O verão está chegando e com ele a preocupação dos moradores da Tijuca e arredores também aumenta devido à possibilidade de enchentes e transbordamento dos rios da região. Porém, o sistema de drenagem criado pela prefeitura pretende minimizar esse problema crônico. O Programa de Controle de Enchentes da Grande Tijuca consiste num sistema de cinco piscinões já construídos: três reservatórios na Praça Niterói, um na Praça da Bandeira e um na praça Vanhargen. Integra também o sistema o Rio Joana, que com as obras de desvio, passará agora por baixo do Morro da Mangueira, Quinta da Boa Vista e desaguará na Baía da Guanabara. Além disso, há a previsão de construção de um sexto reservatório, na Rua Heitor Beltrão.

A construção dos reservatórios de águas pluviais foi a solução técnica encontrada pela prefeitura para amenizar os transtornos causados pelas históricas inundações da região.  Os "piscinões" têm como objetivo receber a água das chuvas, retendo os grandes volumes em momentos de pico, que normalmente ocorrem no verão, o período mais chuvoso. A água acumulada é liberada de forma controlada, evitando enchentes e alagamentos. Juntos, os piscinões já construídos têm a capacidade de armazenar 119 milhões de litros de água.

O último dos reservatórios concluídos, o piscinão da Praça Varnhagen, na Tijuca, pode receber um volume de 43 milhões de litros de água. A obra foi entregue com 25 meses de atraso, sendo concluída em junho deste ano. Junto com o piscinão, foi inaugurada a nova Praça Vanhargen, que foi totalmente reurbanizada, ganhando uma nova área de lazer que conta com atrativos como aparelhos de musculação e parquinho para as crianças. Rogério Brito, gerente do bar Garota da Tijuca, se mostrou otimista com o desempenho do piscinão: “Antigamente isso aqui enchia tudo e essa obra melhorou bastante.

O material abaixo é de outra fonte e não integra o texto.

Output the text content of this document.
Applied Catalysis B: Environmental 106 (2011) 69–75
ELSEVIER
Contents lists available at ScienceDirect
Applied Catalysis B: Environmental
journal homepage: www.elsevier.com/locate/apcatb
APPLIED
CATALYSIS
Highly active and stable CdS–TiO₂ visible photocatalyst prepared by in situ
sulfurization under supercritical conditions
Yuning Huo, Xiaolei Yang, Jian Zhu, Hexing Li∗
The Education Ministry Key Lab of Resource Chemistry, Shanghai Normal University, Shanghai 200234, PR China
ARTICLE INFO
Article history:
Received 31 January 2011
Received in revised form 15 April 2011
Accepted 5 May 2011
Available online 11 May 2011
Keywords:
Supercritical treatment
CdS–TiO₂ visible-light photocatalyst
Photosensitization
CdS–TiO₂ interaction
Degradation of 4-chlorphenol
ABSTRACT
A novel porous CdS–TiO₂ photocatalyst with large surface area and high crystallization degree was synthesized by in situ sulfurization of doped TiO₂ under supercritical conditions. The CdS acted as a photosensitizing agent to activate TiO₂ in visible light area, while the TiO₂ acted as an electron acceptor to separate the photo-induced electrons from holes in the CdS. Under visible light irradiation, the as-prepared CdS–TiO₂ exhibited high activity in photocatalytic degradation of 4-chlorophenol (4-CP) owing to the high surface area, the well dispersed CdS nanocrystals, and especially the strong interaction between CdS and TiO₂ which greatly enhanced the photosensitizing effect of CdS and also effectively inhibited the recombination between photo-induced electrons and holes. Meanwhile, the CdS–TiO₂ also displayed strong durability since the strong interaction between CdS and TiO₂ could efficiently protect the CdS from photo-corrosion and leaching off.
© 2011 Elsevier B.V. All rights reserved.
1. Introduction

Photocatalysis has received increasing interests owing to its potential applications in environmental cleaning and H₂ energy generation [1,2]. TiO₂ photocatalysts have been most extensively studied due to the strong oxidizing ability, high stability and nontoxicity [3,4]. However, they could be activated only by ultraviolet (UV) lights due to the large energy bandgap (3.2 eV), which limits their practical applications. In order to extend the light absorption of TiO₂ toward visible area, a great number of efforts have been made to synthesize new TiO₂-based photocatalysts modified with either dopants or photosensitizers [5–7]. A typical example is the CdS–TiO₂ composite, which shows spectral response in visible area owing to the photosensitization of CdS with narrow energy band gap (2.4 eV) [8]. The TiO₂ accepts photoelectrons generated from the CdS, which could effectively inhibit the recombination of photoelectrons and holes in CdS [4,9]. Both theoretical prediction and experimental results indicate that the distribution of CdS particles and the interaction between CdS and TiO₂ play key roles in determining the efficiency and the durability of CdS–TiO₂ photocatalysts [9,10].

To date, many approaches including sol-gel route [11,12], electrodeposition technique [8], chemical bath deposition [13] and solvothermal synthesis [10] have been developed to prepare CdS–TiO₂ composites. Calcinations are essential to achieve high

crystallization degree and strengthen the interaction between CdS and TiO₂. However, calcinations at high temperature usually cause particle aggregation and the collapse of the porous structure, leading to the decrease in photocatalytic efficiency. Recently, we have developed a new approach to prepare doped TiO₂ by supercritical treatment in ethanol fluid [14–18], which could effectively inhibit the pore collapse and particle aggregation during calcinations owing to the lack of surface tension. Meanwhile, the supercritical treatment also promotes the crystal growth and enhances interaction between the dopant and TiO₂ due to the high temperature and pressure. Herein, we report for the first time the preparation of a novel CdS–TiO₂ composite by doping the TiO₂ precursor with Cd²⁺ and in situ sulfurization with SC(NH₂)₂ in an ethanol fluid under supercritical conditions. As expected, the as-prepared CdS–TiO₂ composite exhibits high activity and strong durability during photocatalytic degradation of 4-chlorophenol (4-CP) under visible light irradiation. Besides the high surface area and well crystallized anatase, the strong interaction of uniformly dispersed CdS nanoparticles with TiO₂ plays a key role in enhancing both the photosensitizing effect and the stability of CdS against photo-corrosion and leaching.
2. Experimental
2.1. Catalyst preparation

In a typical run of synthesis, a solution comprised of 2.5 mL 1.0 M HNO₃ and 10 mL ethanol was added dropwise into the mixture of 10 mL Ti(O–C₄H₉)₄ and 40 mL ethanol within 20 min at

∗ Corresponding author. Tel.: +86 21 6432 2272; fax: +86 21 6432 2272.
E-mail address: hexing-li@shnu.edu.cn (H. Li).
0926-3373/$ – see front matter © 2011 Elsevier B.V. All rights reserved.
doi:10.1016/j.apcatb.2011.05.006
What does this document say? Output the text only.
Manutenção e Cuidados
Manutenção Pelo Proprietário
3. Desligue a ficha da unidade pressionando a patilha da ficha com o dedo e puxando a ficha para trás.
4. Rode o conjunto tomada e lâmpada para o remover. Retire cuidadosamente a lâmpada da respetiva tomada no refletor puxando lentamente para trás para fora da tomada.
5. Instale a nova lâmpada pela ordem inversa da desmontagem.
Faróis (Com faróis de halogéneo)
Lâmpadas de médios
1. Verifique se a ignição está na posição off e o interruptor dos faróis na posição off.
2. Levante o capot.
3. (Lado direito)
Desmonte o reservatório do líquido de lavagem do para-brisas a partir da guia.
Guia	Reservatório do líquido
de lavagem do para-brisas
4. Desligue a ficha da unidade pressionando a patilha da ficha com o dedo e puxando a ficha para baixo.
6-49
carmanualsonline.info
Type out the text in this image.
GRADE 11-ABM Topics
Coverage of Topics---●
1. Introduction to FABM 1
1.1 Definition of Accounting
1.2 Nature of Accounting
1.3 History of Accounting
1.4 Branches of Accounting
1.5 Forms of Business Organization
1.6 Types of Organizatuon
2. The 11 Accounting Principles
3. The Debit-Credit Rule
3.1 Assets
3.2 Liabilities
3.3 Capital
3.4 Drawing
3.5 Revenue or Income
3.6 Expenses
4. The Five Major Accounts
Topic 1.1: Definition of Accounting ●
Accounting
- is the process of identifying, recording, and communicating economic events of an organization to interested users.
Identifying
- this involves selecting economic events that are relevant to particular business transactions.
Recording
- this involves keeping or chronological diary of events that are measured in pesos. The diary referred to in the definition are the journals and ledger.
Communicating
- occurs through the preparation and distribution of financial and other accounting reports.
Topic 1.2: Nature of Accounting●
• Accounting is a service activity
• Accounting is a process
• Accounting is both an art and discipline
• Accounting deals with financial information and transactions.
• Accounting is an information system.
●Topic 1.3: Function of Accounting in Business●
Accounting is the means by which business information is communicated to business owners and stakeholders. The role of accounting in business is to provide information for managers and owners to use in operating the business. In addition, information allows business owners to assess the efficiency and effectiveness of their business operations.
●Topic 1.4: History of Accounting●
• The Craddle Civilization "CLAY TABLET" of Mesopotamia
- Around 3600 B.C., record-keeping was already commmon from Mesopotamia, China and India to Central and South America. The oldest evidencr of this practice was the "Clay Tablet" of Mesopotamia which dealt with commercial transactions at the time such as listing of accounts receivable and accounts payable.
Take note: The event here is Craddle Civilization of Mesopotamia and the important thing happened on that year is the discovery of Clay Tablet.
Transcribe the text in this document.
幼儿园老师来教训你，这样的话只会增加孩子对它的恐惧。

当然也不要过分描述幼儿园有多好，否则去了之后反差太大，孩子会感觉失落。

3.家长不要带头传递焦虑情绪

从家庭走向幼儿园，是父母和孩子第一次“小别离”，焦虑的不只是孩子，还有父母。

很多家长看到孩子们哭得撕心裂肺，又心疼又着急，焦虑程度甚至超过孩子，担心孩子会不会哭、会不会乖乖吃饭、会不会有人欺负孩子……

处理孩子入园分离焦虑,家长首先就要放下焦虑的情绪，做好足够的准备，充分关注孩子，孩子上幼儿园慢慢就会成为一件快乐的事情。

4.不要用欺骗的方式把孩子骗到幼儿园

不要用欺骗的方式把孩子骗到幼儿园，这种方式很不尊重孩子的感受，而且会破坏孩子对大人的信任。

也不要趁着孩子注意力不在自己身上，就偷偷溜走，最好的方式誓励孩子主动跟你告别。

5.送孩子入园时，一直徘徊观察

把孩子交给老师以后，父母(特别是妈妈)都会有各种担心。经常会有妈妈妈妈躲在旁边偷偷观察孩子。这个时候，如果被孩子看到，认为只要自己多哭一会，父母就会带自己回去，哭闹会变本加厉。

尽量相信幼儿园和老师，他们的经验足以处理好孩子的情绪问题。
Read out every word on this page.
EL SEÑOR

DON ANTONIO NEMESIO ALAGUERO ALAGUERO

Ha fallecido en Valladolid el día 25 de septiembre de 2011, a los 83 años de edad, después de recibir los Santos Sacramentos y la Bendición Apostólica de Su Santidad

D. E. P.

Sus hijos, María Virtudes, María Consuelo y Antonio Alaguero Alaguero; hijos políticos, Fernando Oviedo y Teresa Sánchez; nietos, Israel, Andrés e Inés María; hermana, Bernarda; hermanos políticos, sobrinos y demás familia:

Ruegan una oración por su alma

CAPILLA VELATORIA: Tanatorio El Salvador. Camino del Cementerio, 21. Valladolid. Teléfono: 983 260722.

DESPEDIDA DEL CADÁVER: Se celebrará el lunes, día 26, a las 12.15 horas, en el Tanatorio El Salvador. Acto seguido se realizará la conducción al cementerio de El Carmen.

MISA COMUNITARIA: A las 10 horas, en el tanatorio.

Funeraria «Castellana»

Até agora a vazão do piscinão construído foi ótima, então eu espero que continue assim, mesmo com a chegada das chuvas de verão.” Vale ressaltar que o local é um dos principais pontos de encontro e polo gastronômico da Tijuca.

Luciene Pimentel, professora do Departamento de Engenharia Sanitária e Meio Ambiente da Faculdade de Engenharia da UERJ, destaca que o sistema de manejo de águas pluviais planejado ainda não está totalmente completo, mas que ainda assim as obras já realizadas devem amenizar de forma eficiente os problemas causados pelas enchentes na região da Grande Tijuca. “Esse projeto feito pela prefeitura foi planejado por profissionais de engenharia, foi feita uma concorrência pra contratar uma empresa para fazer o projeto, depois foi feita uma licitação pra concorrência pras obras, então, do ponto de vista da engenharia, eu tenho a impressão de que o projeto vai ser efetivo, deve funcionar”, diz ela. Por outro lado, ela destaca que o reservatório que ficaria na rua Heitor Brandão ainda não foi construído. “O sistema completo incluiria esse reservatório, além de outras intervenções, como edificações de canais, adequações de drenagens. Mas eu tenho certeza que com o que já foi feito o problema das enchentes deve ser amenizado caso a gente tenha chuvas intensas”.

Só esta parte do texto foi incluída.